Şiran ilçe merkezine 25 kilometre mesafedeki dağın yamacından çıkan çok sayıda kaynaktan oluşan 25 metre genişliğindeki şelale, 15 metre yükseklikten dökülürken, kış mevsimi nedeniyle şelalede bazı kaynakların buz tuttuğu gözlendi.

Bölgedeki yoğun kış şartlarına rağmen aracıyla bu tabi güzelliği görmek isteyen vatandaşlar, hafta sonu tatilini fırsat bilerek soluğu Tomara Şelalesi Tabiat Parkında aldı. Ziyaretçilerden Mehmet Yücel Ergin, kar kalınlığının yer yer 40 santimetreyi aştığı şelaleye daha önce muhtelif zaman dilimlerinde gittiğini fakat kış mevsiminde ilk kez görme fırsatı bulduğunu söyledi.

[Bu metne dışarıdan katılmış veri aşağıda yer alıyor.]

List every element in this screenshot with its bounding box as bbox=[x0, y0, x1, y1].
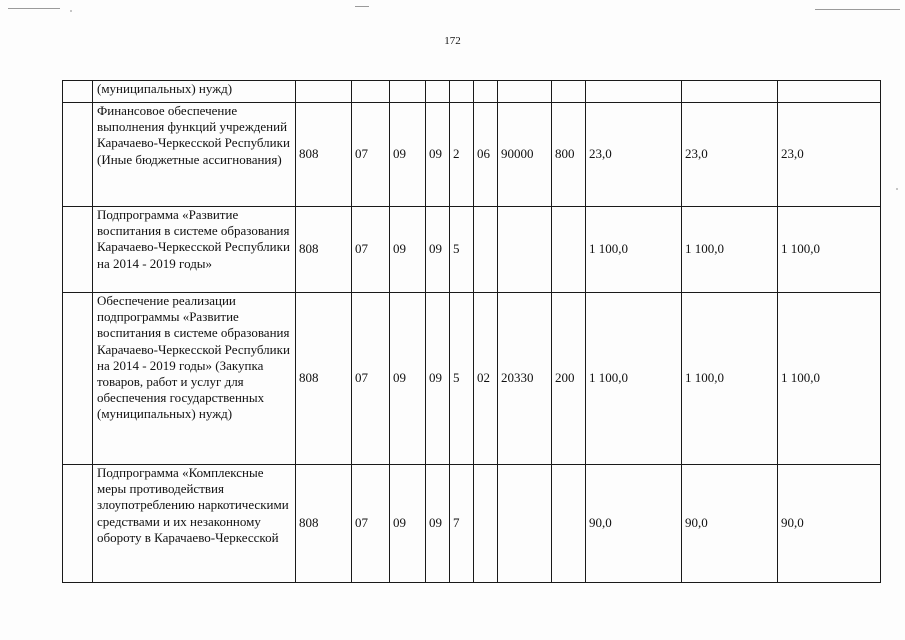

Yeni yapılan yürüyüş parkurları ve diğer tesislerle bölgenin çok daha kullanışlı hale geldiğini kaydeden Ergin, “Yılın 4 mevsimi güzel olan Tomara Şelalesi Tabiat Parkına herkesi davet ediyoruz “dedi.

Şelaledeki mevcut yürüyüş yolunun güvenlik açısından sağ yamaçtan sol yamaca alınması ve manzara seyir terasının yapılmasının çok isabetli olduğunu kaydeden Ergin, Gümüşhane’nin ilk cam terasının da Tomara Şelalesinde görme fırsatı bulduklarını söyledi.

Yörede, Tomara Şelalesi ile ilgili en çok bilinen efsane şöyle: “Seydibaba köyü çobanı, öğle saatlerinde sürüsünü ıssız yerde yatırıp abdestini alır, namazını kılarmış. Sürüyü susuz bırakıyor diye çobanı dava eden köylüler, bir gün çobanı takip etmiş. Tam öğle zamanı çoban yine sürüyü aynı ıssız yere indirmiş. Elindeki değneğini toprağa vurmuş. Çıkan suyla kendisi abdest alıp namazını kılmış, sürü de suyunu içmiş. Çoban namazını kıldıktan sonra köylünün kendisini seyrettiğini fark etmiş. Buna çok kızan çoban, kavalını bir tarafa, bıçağının kılıfını diğer tarafa savurmuş. Biri Tomara Şelalesi'ne, diğeri de Çamoluk ilçesinin Mindaval köyüne düşmüş. Kaval ile bıçak kınının düştüğü yerden sular fışkırmış. Kırk ayrı yerden ve 40 metre yüksekten su çıkan Tomara Şelalesi'nin diğer bir adı da kırk gözeler olarak günümüze kadar gelmiş.”